I also admire the way Allison speaks openly and honestly about faith, the places in the
journey where, in the absence of anything else, the prayers and good wishes of so many people were laced together like a quilt. Faith is a powerful weapon, and in the past twelve years, visiting with service members in hospitals, children with head injuries and concussions from sports, adults recovering from car accidents, babies who were shaken by sitters, I can tell you this: people who believe in something bigger than themselves simply have an easier road. Faith is the trampoline that may not always bounce us up, but in its most basic form, it can stop us from sinking any lower. Faith allows us to believe in miracles. And who among us doesn’t want that?
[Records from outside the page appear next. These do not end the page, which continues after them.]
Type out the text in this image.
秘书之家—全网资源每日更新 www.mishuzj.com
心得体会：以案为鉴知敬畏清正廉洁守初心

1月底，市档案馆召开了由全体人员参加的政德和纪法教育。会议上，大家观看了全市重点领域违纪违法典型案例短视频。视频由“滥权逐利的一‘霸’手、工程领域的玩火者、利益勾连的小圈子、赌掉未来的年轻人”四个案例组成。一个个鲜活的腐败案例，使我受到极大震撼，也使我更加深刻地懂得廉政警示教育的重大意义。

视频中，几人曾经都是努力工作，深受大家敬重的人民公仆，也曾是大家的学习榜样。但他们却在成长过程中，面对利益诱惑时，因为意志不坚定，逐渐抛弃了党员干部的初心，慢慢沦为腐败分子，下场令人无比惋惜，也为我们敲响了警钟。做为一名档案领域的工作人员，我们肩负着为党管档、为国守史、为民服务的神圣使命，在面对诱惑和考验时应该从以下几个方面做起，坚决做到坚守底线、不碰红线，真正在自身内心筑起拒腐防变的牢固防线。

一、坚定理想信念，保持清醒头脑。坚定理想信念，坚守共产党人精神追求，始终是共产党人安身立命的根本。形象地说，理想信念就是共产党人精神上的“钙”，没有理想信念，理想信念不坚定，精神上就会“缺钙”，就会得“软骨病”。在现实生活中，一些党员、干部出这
Even for couples like Allison and David, who drew on reserves of love, faith, hope, and a network of devoted friends and family, the journey to come out the other side was still difficult. It is a journey they will always be on.
Let me be very clear: this is not a sad story. This is not a story about worst-case scenarios or even miracles, although there is very much a miracle at work in these pages. This is the story of a marriage. It’s about the “for better or worse” part. It’s about falling in love and joining your life with another, like two ends of a buckle, while allowing yourself to believe that you will grow old with someone in lockstep, that you will face the world as a unified front and have the good fortune to die in your sleep.
But here is the thing: all of us will have something, we will all face challenges. Tragedy and loss are the great unifiers, both horribly average and absolutely inevitable. They are the terrible club to which we will all eventually belong. We may not want to think about it, but part of life means facing struggles, confronting disappointments, and eventually losing people we love.